El Fons Mallorquí de Cooperació i Solidaritat acaba de cumplir un cuarto de siglo. Nació de una campaña que reivindicaba que un 0,7 del dinero de países como el nuestro se destinara a promover las mismas oportunidades en regiones deprimidas social, económica y políticamente. Veinticinco años después, España se queda atrás; salimos a 15 céntimos por cada 100 euros, en lugar de los 46 céntimos que invertíamos hace una década. Es decir, pasamos de reconocer que el mundo es desigual a despreocuparnos de esa injusticia. Los responsables de la entidad advierten de que las migraciones masivas no se detendrán, porque el desespero mueve montañas. Así que vale la pena examinar en qué futuro estamos invirtiendo.

Las batallas regresan al lugar que las provocó, y hoy hacen que miremos al cielo con inquietud, y que invoquemos el cambio climático cada vez que diluvia, como si con solo citarlo se desarticulara su poder detonador. Pero, lo dicen los expertos, "queda mucho por hacer" y la respuesta pasa por cambiar nuestros patrones de consumo y de producción, que hemos tratado de exportar a otras regiones para apropiarnos de sus recursos. De nada sirve alejar geográficamente esa explotación; hoy nos llega su onda expansiva.

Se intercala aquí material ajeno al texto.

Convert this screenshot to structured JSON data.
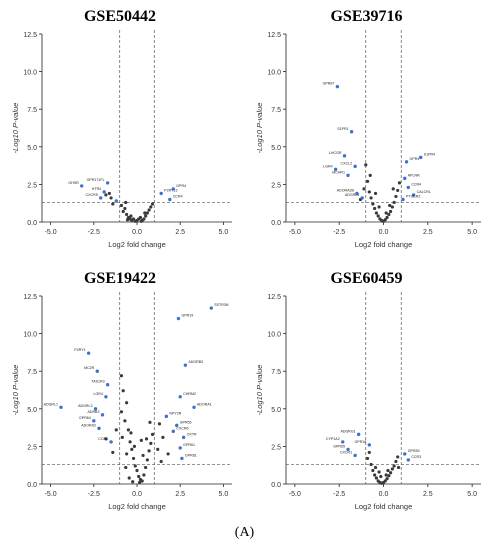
{
  "figure": {
    "caption": "(A)"
  },
  "colors": {
    "ns": "#3a3a3a",
    "sig": "#3f6fd1",
    "axis": "#222222",
    "grid": "#555555",
    "label": "#333333"
  },
  "chart_data": [
    {
      "type": "scatter",
      "title": "GSE50442",
      "xlabel": "Log2 fold change",
      "ylabel": "-Log10 P-value",
      "xlim": [
        -5.5,
        5.5
      ],
      "ylim": [
        0,
        12.5
      ],
      "xticks": [
        "-5.0",
        "-2.5",
        "0.0",
        "2.5",
        "5.0"
      ],
      "yticks": [
        "0.0",
        "2.5",
        "5.0",
        "7.5",
        "10.0",
        "12.5"
      ],
      "vlines": [
        -1,
        1
      ],
      "hline": 1.3,
      "significant": [
        {
          "x": -3.2,
          "y": 2.4,
          "label": "GHSR"
        },
        {
          "x": -1.7,
          "y": 2.6,
          "label": "GPR171FL"
        },
        {
          "x": -1.9,
          "y": 2.0,
          "label": "HTR4"
        },
        {
          "x": -2.1,
          "y": 1.6,
          "label": "CXCR5"
        },
        {
          "x": -1.2,
          "y": 1.4,
          "label": ""
        },
        {
          "x": 1.4,
          "y": 1.9,
          "label": "P2RY13"
        },
        {
          "x": 2.1,
          "y": 2.2,
          "label": "GPR4"
        },
        {
          "x": 1.9,
          "y": 1.5,
          "label": "CCR4"
        }
      ],
      "ns": [
        {
          "x": -1.5,
          "y": 1.6
        },
        {
          "x": -1.8,
          "y": 1.8
        },
        {
          "x": -1.6,
          "y": 1.9
        },
        {
          "x": -1.4,
          "y": 1.2
        },
        {
          "x": -0.9,
          "y": 1.1
        },
        {
          "x": -0.8,
          "y": 0.7
        },
        {
          "x": -0.7,
          "y": 0.9
        },
        {
          "x": -0.6,
          "y": 0.5
        },
        {
          "x": -0.5,
          "y": 0.3
        },
        {
          "x": -0.4,
          "y": 0.2
        },
        {
          "x": -0.3,
          "y": 0.1
        },
        {
          "x": -0.2,
          "y": 0.2
        },
        {
          "x": -0.1,
          "y": 0.05
        },
        {
          "x": 0.0,
          "y": 0.1
        },
        {
          "x": 0.1,
          "y": 0.2
        },
        {
          "x": 0.2,
          "y": 0.3
        },
        {
          "x": 0.3,
          "y": 0.1
        },
        {
          "x": 0.4,
          "y": 0.2
        },
        {
          "x": 0.5,
          "y": 0.4
        },
        {
          "x": 0.6,
          "y": 0.6
        },
        {
          "x": 0.7,
          "y": 0.8
        },
        {
          "x": 0.8,
          "y": 1.0
        },
        {
          "x": 0.9,
          "y": 1.2
        },
        {
          "x": -0.55,
          "y": 0.15
        },
        {
          "x": -0.35,
          "y": 0.4
        },
        {
          "x": 0.25,
          "y": 0.05
        },
        {
          "x": 0.45,
          "y": 0.6
        },
        {
          "x": -0.65,
          "y": 1.3
        }
      ]
    },
    {
      "type": "scatter",
      "title": "GSE39716",
      "xlabel": "Log2 fold change",
      "ylabel": "-Log10 P-value",
      "xlim": [
        -5.5,
        5.5
      ],
      "ylim": [
        0,
        12.5
      ],
      "xticks": [
        "-5.0",
        "-2.5",
        "0.0",
        "2.5",
        "5.0"
      ],
      "yticks": [
        "0.0",
        "2.5",
        "5.0",
        "7.5",
        "10.0",
        "12.5"
      ],
      "vlines": [
        -1,
        1
      ],
      "hline": 1.3,
      "significant": [
        {
          "x": -2.6,
          "y": 9.0,
          "label": "GPR87"
        },
        {
          "x": -1.8,
          "y": 6.0,
          "label": "S1PR1"
        },
        {
          "x": -2.2,
          "y": 4.4,
          "label": "LHCGR"
        },
        {
          "x": -2.7,
          "y": 3.5,
          "label": "LGR4"
        },
        {
          "x": -1.6,
          "y": 3.7,
          "label": "CXCL2"
        },
        {
          "x": -2.0,
          "y": 3.1,
          "label": "MCHR1"
        },
        {
          "x": -1.5,
          "y": 1.9,
          "label": "ADORA2B"
        },
        {
          "x": -1.2,
          "y": 1.6,
          "label": "ADGRL4"
        },
        {
          "x": 1.3,
          "y": 4.0,
          "label": "GPR4"
        },
        {
          "x": 2.1,
          "y": 4.3,
          "label": "S1PR4"
        },
        {
          "x": 1.2,
          "y": 2.9,
          "label": "APLNR"
        },
        {
          "x": 1.4,
          "y": 2.3,
          "label": "CCR4"
        },
        {
          "x": 1.7,
          "y": 1.8,
          "label": "CALCRL"
        },
        {
          "x": 1.1,
          "y": 1.5,
          "label": "PTGER2"
        }
      ],
      "ns": [
        {
          "x": -1.0,
          "y": 3.8
        },
        {
          "x": -0.9,
          "y": 2.7
        },
        {
          "x": -0.8,
          "y": 2.0
        },
        {
          "x": -0.7,
          "y": 1.6
        },
        {
          "x": -0.6,
          "y": 1.2
        },
        {
          "x": -0.5,
          "y": 0.9
        },
        {
          "x": -0.4,
          "y": 0.6
        },
        {
          "x": -0.3,
          "y": 0.4
        },
        {
          "x": -0.2,
          "y": 0.2
        },
        {
          "x": -0.1,
          "y": 0.1
        },
        {
          "x": 0.0,
          "y": 0.05
        },
        {
          "x": 0.1,
          "y": 0.15
        },
        {
          "x": 0.2,
          "y": 0.3
        },
        {
          "x": 0.3,
          "y": 0.5
        },
        {
          "x": 0.4,
          "y": 0.7
        },
        {
          "x": 0.5,
          "y": 1.0
        },
        {
          "x": 0.6,
          "y": 1.3
        },
        {
          "x": 0.7,
          "y": 1.7
        },
        {
          "x": 0.8,
          "y": 2.1
        },
        {
          "x": 0.9,
          "y": 2.6
        },
        {
          "x": -1.1,
          "y": 2.2
        },
        {
          "x": -1.3,
          "y": 1.5
        },
        {
          "x": -0.75,
          "y": 3.1
        },
        {
          "x": -0.45,
          "y": 1.9
        },
        {
          "x": 0.55,
          "y": 2.2
        },
        {
          "x": 0.35,
          "y": 1.1
        },
        {
          "x": -0.25,
          "y": 1.0
        },
        {
          "x": 0.15,
          "y": 0.6
        }
      ]
    },
    {
      "type": "scatter",
      "title": "GSE19422",
      "xlabel": "Log2 fold change",
      "ylabel": "-Log10 P-value",
      "xlim": [
        -5.5,
        5.5
      ],
      "ylim": [
        0,
        12.5
      ],
      "xticks": [
        "-5.0",
        "-2.5",
        "0.0",
        "2.5",
        "5.0"
      ],
      "yticks": [
        "0.0",
        "2.5",
        "5.0",
        "7.5",
        "10.0",
        "12.5"
      ],
      "vlines": [
        -1,
        1
      ],
      "hline": 1.3,
      "significant": [
        {
          "x": 4.3,
          "y": 11.7,
          "label": "SSTR3N"
        },
        {
          "x": 2.4,
          "y": 11.0,
          "label": "GPR19"
        },
        {
          "x": -2.8,
          "y": 8.7,
          "label": "P2RY1"
        },
        {
          "x": -2.3,
          "y": 7.5,
          "label": "MC2R"
        },
        {
          "x": 2.8,
          "y": 7.9,
          "label": "ADGRB3"
        },
        {
          "x": -1.7,
          "y": 6.6,
          "label": "TAS1R3"
        },
        {
          "x": -1.8,
          "y": 5.8,
          "label": "LGR4"
        },
        {
          "x": -4.4,
          "y": 5.1,
          "label": "ADGRL1"
        },
        {
          "x": -2.4,
          "y": 5.0,
          "label": "ADGRL3"
        },
        {
          "x": -2.0,
          "y": 4.6,
          "label": "ADRB3"
        },
        {
          "x": -2.5,
          "y": 4.2,
          "label": "GPR64"
        },
        {
          "x": -2.2,
          "y": 3.7,
          "label": "ADORA2"
        },
        {
          "x": 2.5,
          "y": 5.8,
          "label": "CHRM2"
        },
        {
          "x": 3.3,
          "y": 5.1,
          "label": "ADORA1"
        },
        {
          "x": 1.7,
          "y": 4.5,
          "label": "NPY2R"
        },
        {
          "x": 2.3,
          "y": 3.9,
          "label": "GPR55"
        },
        {
          "x": 2.1,
          "y": 3.5,
          "label": "CXCR6"
        },
        {
          "x": 2.7,
          "y": 3.1,
          "label": "OXTR"
        },
        {
          "x": -1.5,
          "y": 2.8,
          "label": "CCR1"
        },
        {
          "x": 2.5,
          "y": 2.4,
          "label": "GPR61"
        },
        {
          "x": 2.6,
          "y": 1.7,
          "label": "GPR81"
        }
      ],
      "ns": [
        {
          "x": -0.9,
          "y": 7.2
        },
        {
          "x": -0.8,
          "y": 6.2
        },
        {
          "x": -0.6,
          "y": 5.4
        },
        {
          "x": -0.9,
          "y": 4.8
        },
        {
          "x": -0.7,
          "y": 4.2
        },
        {
          "x": -0.5,
          "y": 3.6
        },
        {
          "x": -0.85,
          "y": 3.1
        },
        {
          "x": -0.4,
          "y": 2.8
        },
        {
          "x": -0.3,
          "y": 2.3
        },
        {
          "x": -0.6,
          "y": 2.0
        },
        {
          "x": -0.2,
          "y": 1.7
        },
        {
          "x": -0.1,
          "y": 1.2
        },
        {
          "x": 0.0,
          "y": 0.9
        },
        {
          "x": 0.1,
          "y": 0.5
        },
        {
          "x": 0.2,
          "y": 0.3
        },
        {
          "x": 0.3,
          "y": 0.2
        },
        {
          "x": 0.4,
          "y": 0.6
        },
        {
          "x": 0.5,
          "y": 1.1
        },
        {
          "x": 0.6,
          "y": 1.6
        },
        {
          "x": 0.7,
          "y": 2.2
        },
        {
          "x": 0.8,
          "y": 2.7
        },
        {
          "x": 0.9,
          "y": 3.3
        },
        {
          "x": 0.75,
          "y": 4.1
        },
        {
          "x": 0.55,
          "y": 3.0
        },
        {
          "x": -0.45,
          "y": 0.4
        },
        {
          "x": -0.25,
          "y": 0.15
        },
        {
          "x": 0.15,
          "y": 0.1
        },
        {
          "x": -0.65,
          "y": 1.1
        },
        {
          "x": 0.35,
          "y": 1.9
        },
        {
          "x": -0.15,
          "y": 2.5
        },
        {
          "x": 0.25,
          "y": 2.9
        },
        {
          "x": -0.35,
          "y": 3.4
        },
        {
          "x": 1.3,
          "y": 4.0
        },
        {
          "x": 1.5,
          "y": 3.1
        },
        {
          "x": 1.2,
          "y": 2.3
        },
        {
          "x": -1.2,
          "y": 3.6
        },
        {
          "x": -1.4,
          "y": 2.1
        },
        {
          "x": 1.8,
          "y": 2.0
        },
        {
          "x": -1.8,
          "y": 3.0
        },
        {
          "x": 1.4,
          "y": 1.5
        }
      ]
    },
    {
      "type": "scatter",
      "title": "GSE60459",
      "xlabel": "Log2 fold change",
      "ylabel": "-Log10 P-value",
      "xlim": [
        -5.5,
        5.5
      ],
      "ylim": [
        0,
        12.5
      ],
      "xticks": [
        "-5.0",
        "-2.5",
        "0.0",
        "2.5",
        "5.0"
      ],
      "yticks": [
        "0.0",
        "2.5",
        "5.0",
        "7.5",
        "10.0",
        "12.5"
      ],
      "vlines": [
        -1,
        1
      ],
      "hline": 1.3,
      "significant": [
        {
          "x": -1.4,
          "y": 3.3,
          "label": "ADGRG1"
        },
        {
          "x": -2.3,
          "y": 2.8,
          "label": "CYP1A2"
        },
        {
          "x": -2.0,
          "y": 2.3,
          "label": "GPR65"
        },
        {
          "x": -1.6,
          "y": 1.9,
          "label": "CXCR1"
        },
        {
          "x": -0.8,
          "y": 2.6,
          "label": "GPR18"
        },
        {
          "x": 1.2,
          "y": 2.0,
          "label": "GPR39"
        },
        {
          "x": 1.4,
          "y": 1.6,
          "label": "CCR3"
        }
      ],
      "ns": [
        {
          "x": -0.9,
          "y": 1.7
        },
        {
          "x": -0.7,
          "y": 1.3
        },
        {
          "x": -0.6,
          "y": 0.9
        },
        {
          "x": -0.5,
          "y": 0.6
        },
        {
          "x": -0.4,
          "y": 0.4
        },
        {
          "x": -0.3,
          "y": 0.2
        },
        {
          "x": -0.2,
          "y": 0.1
        },
        {
          "x": -0.1,
          "y": 0.05
        },
        {
          "x": 0.0,
          "y": 0.1
        },
        {
          "x": 0.1,
          "y": 0.2
        },
        {
          "x": 0.2,
          "y": 0.35
        },
        {
          "x": 0.3,
          "y": 0.55
        },
        {
          "x": 0.4,
          "y": 0.75
        },
        {
          "x": 0.5,
          "y": 1.0
        },
        {
          "x": 0.6,
          "y": 1.2
        },
        {
          "x": 0.7,
          "y": 1.5
        },
        {
          "x": 0.8,
          "y": 1.8
        },
        {
          "x": -0.45,
          "y": 1.1
        },
        {
          "x": 0.25,
          "y": 0.9
        },
        {
          "x": -0.15,
          "y": 0.5
        },
        {
          "x": 0.15,
          "y": 0.6
        },
        {
          "x": -0.8,
          "y": 2.1
        },
        {
          "x": 0.85,
          "y": 1.1
        },
        {
          "x": -0.25,
          "y": 0.8
        }
      ]
    }
  ]
}
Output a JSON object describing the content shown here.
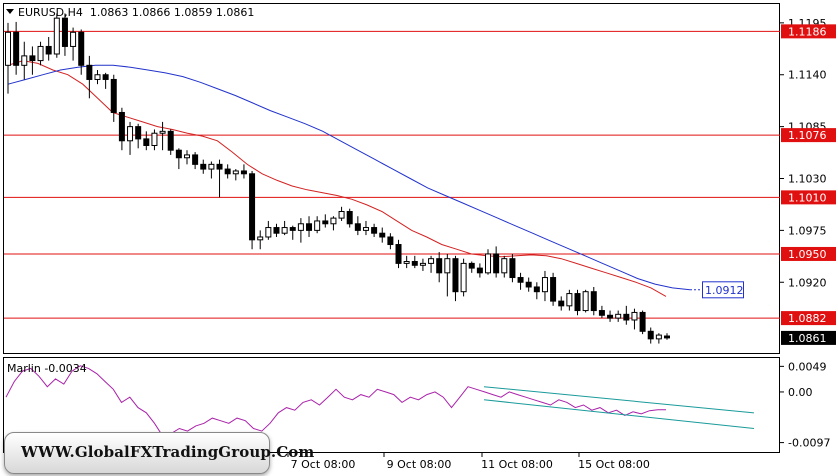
{
  "symbol_header": "EURUSD,H4  1.0863 1.0866 1.0859 1.0861",
  "indicator_header": "Marlin -0.0034",
  "watermark": "WWW.GlobalFXTradingGroup.Com",
  "colors": {
    "ma_fast": "#d32222",
    "ma_slow": "#2233cc",
    "level": "#e01010",
    "oscillator": "#aa22aa",
    "channel": "#1a9a9a",
    "candle": "#000000"
  },
  "chart_data": {
    "type": "candlestick",
    "price_axis_ticks": [
      "1.1195",
      "1.1140",
      "1.1085",
      "1.1030",
      "1.0975",
      "1.0920"
    ],
    "price_axis_values": [
      1.1195,
      1.114,
      1.1085,
      1.103,
      1.0975,
      1.092
    ],
    "ylim": [
      1.0845,
      1.1215
    ],
    "time_axis_labels": [
      "7 Oct 08:00",
      "9 Oct 08:00",
      "11 Oct 08:00",
      "15 Oct 08:00"
    ],
    "horizontal_levels": [
      {
        "label": "1.1186",
        "value": 1.1186
      },
      {
        "label": "1.1076",
        "value": 1.1076
      },
      {
        "label": "1.1010",
        "value": 1.101
      },
      {
        "label": "1.0950",
        "value": 1.095
      },
      {
        "label": "1.0882",
        "value": 1.0882
      }
    ],
    "current_price": {
      "label": "1.0861",
      "value": 1.0861
    },
    "ma_slow_label": {
      "label": "1.0912",
      "value": 1.0912
    },
    "candles": [
      [
        1.115,
        1.1195,
        1.112,
        1.1185
      ],
      [
        1.1185,
        1.1196,
        1.114,
        1.115
      ],
      [
        1.115,
        1.1175,
        1.1135,
        1.116
      ],
      [
        1.116,
        1.117,
        1.114,
        1.1155
      ],
      [
        1.1155,
        1.1175,
        1.115,
        1.117
      ],
      [
        1.117,
        1.118,
        1.1155,
        1.1162
      ],
      [
        1.1162,
        1.1205,
        1.1158,
        1.12
      ],
      [
        1.12,
        1.1205,
        1.116,
        1.117
      ],
      [
        1.117,
        1.119,
        1.1155,
        1.1185
      ],
      [
        1.1185,
        1.1188,
        1.114,
        1.115
      ],
      [
        1.115,
        1.116,
        1.1115,
        1.1135
      ],
      [
        1.1135,
        1.1145,
        1.113,
        1.114
      ],
      [
        1.114,
        1.1142,
        1.1125,
        1.1135
      ],
      [
        1.1135,
        1.114,
        1.109,
        1.11
      ],
      [
        1.11,
        1.1105,
        1.106,
        1.107
      ],
      [
        1.107,
        1.109,
        1.1055,
        1.1085
      ],
      [
        1.1085,
        1.1088,
        1.1062,
        1.1072
      ],
      [
        1.1072,
        1.108,
        1.106,
        1.1065
      ],
      [
        1.1065,
        1.1082,
        1.106,
        1.1078
      ],
      [
        1.1078,
        1.109,
        1.106,
        1.108
      ],
      [
        1.108,
        1.1082,
        1.1055,
        1.106
      ],
      [
        1.106,
        1.1062,
        1.104,
        1.1052
      ],
      [
        1.1052,
        1.106,
        1.1045,
        1.1055
      ],
      [
        1.1055,
        1.1058,
        1.104,
        1.1045
      ],
      [
        1.1045,
        1.105,
        1.1035,
        1.104
      ],
      [
        1.104,
        1.1048,
        1.103,
        1.1045
      ],
      [
        1.1045,
        1.105,
        1.101,
        1.104
      ],
      [
        1.104,
        1.1045,
        1.103,
        1.1035
      ],
      [
        1.1035,
        1.104,
        1.1028,
        1.1038
      ],
      [
        1.1038,
        1.1045,
        1.103,
        1.1035
      ],
      [
        1.1035,
        1.1038,
        1.0955,
        1.0965
      ],
      [
        1.0965,
        1.0975,
        1.0955,
        1.0968
      ],
      [
        1.0968,
        1.0985,
        1.0965,
        1.0978
      ],
      [
        1.0978,
        1.0982,
        1.0968,
        1.0972
      ],
      [
        1.0972,
        1.0985,
        1.097,
        1.0978
      ],
      [
        1.0978,
        1.098,
        1.0965,
        1.0975
      ],
      [
        1.0975,
        1.0988,
        1.0962,
        1.0982
      ],
      [
        1.0982,
        1.099,
        1.0968,
        1.0975
      ],
      [
        1.0975,
        1.099,
        1.0972,
        1.0985
      ],
      [
        1.0985,
        1.0992,
        1.0978,
        1.0982
      ],
      [
        1.0982,
        1.099,
        1.0975,
        1.0988
      ],
      [
        1.0988,
        1.1,
        1.0985,
        1.0995
      ],
      [
        1.0995,
        1.0998,
        1.0978,
        1.0982
      ],
      [
        1.0982,
        1.099,
        1.097,
        1.0975
      ],
      [
        1.0975,
        1.0985,
        1.097,
        1.0978
      ],
      [
        1.0978,
        1.0982,
        1.0968,
        1.0972
      ],
      [
        1.0972,
        1.0978,
        1.0962,
        1.0968
      ],
      [
        1.0968,
        1.0972,
        1.0955,
        1.096
      ],
      [
        1.096,
        1.0965,
        1.0935,
        1.094
      ],
      [
        1.094,
        1.0948,
        1.0935,
        1.0942
      ],
      [
        1.0942,
        1.0948,
        1.0935,
        1.0938
      ],
      [
        1.0938,
        1.0945,
        1.0932,
        1.094
      ],
      [
        1.094,
        1.0948,
        1.093,
        1.0945
      ],
      [
        1.0945,
        1.0952,
        1.092,
        1.093
      ],
      [
        1.093,
        1.095,
        1.0905,
        1.0945
      ],
      [
        1.0945,
        1.0948,
        1.09,
        1.091
      ],
      [
        1.091,
        1.0945,
        1.0905,
        1.094
      ],
      [
        1.094,
        1.0942,
        1.093,
        1.0935
      ],
      [
        1.0935,
        1.094,
        1.0925,
        1.093
      ],
      [
        1.093,
        1.0955,
        1.0928,
        1.095
      ],
      [
        1.095,
        1.0958,
        1.0925,
        1.093
      ],
      [
        1.093,
        1.0948,
        1.0925,
        1.0945
      ],
      [
        1.0945,
        1.095,
        1.092,
        1.0925
      ],
      [
        1.0925,
        1.093,
        1.0912,
        1.092
      ],
      [
        1.092,
        1.0925,
        1.091,
        1.0915
      ],
      [
        1.0915,
        1.092,
        1.0902,
        1.091
      ],
      [
        1.091,
        1.0932,
        1.09,
        1.0925
      ],
      [
        1.0925,
        1.093,
        1.0895,
        1.09
      ],
      [
        1.09,
        1.0905,
        1.089,
        1.0895
      ],
      [
        1.0895,
        1.0912,
        1.089,
        1.0908
      ],
      [
        1.0908,
        1.0912,
        1.0885,
        1.089
      ],
      [
        1.089,
        1.0912,
        1.0888,
        1.091
      ],
      [
        1.091,
        1.0915,
        1.0885,
        1.089
      ],
      [
        1.089,
        1.0895,
        1.0882,
        1.0885
      ],
      [
        1.0885,
        1.089,
        1.0878,
        1.0882
      ],
      [
        1.0882,
        1.089,
        1.0878,
        1.0886
      ],
      [
        1.0886,
        1.0895,
        1.0875,
        1.088
      ],
      [
        1.088,
        1.0892,
        1.087,
        1.0888
      ],
      [
        1.0888,
        1.089,
        1.0865,
        1.0868
      ],
      [
        1.0868,
        1.0872,
        1.0855,
        1.086
      ],
      [
        1.086,
        1.0866,
        1.0855,
        1.0864
      ],
      [
        1.0863,
        1.0866,
        1.0859,
        1.0861
      ]
    ],
    "ma_fast": [
      1.115,
      1.1155,
      1.1152,
      1.1145,
      1.114,
      1.113,
      1.1115,
      1.11,
      1.1095,
      1.109,
      1.1085,
      1.1082,
      1.1078,
      1.1075,
      1.107,
      1.1058,
      1.1045,
      1.1035,
      1.1028,
      1.1022,
      1.1018,
      1.1015,
      1.1012,
      1.1008,
      1.1002,
      1.0995,
      1.0985,
      1.0975,
      1.0968,
      1.096,
      1.0955,
      1.095,
      1.0948,
      1.0947,
      1.0948,
      1.0949,
      1.0948,
      1.0945,
      1.094,
      1.0935,
      1.093,
      1.0925,
      1.092,
      1.0914,
      1.0905
    ],
    "ma_slow": [
      1.113,
      1.1135,
      1.114,
      1.1145,
      1.1148,
      1.115,
      1.115,
      1.1148,
      1.1145,
      1.1142,
      1.1138,
      1.1132,
      1.1125,
      1.1118,
      1.111,
      1.1102,
      1.1095,
      1.1088,
      1.108,
      1.107,
      1.106,
      1.105,
      1.104,
      1.103,
      1.102,
      1.1012,
      1.1004,
      1.0996,
      1.0988,
      1.098,
      1.0972,
      1.0964,
      1.0956,
      1.0948,
      1.094,
      1.0932,
      1.0924,
      1.0918,
      1.0914,
      1.0912
    ],
    "indicator": {
      "axis_ticks": [
        "0.0049",
        "0.00",
        "-0.0097"
      ],
      "axis_values": [
        0.0049,
        0.0,
        -0.0097
      ],
      "ylim": [
        -0.0115,
        0.0065
      ],
      "values": [
        -0.001,
        0.002,
        0.004,
        0.0045,
        0.003,
        0.001,
        0.0025,
        0.0015,
        0.004,
        0.005,
        0.0045,
        0.0035,
        0.002,
        0.0005,
        -0.002,
        -0.001,
        -0.003,
        -0.004,
        -0.006,
        -0.0085,
        -0.008,
        -0.007,
        -0.0075,
        -0.0065,
        -0.006,
        -0.005,
        -0.0055,
        -0.006,
        -0.005,
        -0.0055,
        -0.007,
        -0.0075,
        -0.006,
        -0.004,
        -0.003,
        -0.0035,
        -0.002,
        -0.0015,
        -0.0025,
        -0.001,
        0.0005,
        -0.001,
        -0.0015,
        -0.0005,
        -0.001,
        0.0005,
        0.0,
        -0.0005,
        -0.002,
        -0.001,
        -0.0015,
        -0.0005,
        0.0,
        -0.001,
        -0.003,
        -0.001,
        0.001,
        0.0005,
        0.0,
        -0.0005,
        -0.001,
        0.0,
        -0.0005,
        -0.001,
        -0.0015,
        -0.002,
        -0.0025,
        -0.0015,
        -0.002,
        -0.003,
        -0.0025,
        -0.0035,
        -0.003,
        -0.004,
        -0.0035,
        -0.0045,
        -0.0038,
        -0.0042,
        -0.0036,
        -0.0034,
        -0.0034
      ],
      "channel_upper": [
        [
          0.001,
          -0.004
        ]
      ],
      "channel_lower": [
        [
          -0.0015,
          -0.007
        ]
      ]
    }
  }
}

Desde nuestro activismo de salón puede que sea difícil comprender que para algunas personas la fe en unos principios, o la supervivencia, estén por encima de su propia integridad física. No acostumbramos a tener a mano conflictos a vida o muerte, pero mujeres como Berta, como Lolita o como Josefa nos enseñan que no han nacido para ser víctimas, aunque nos empeñemos en creer lo contrario.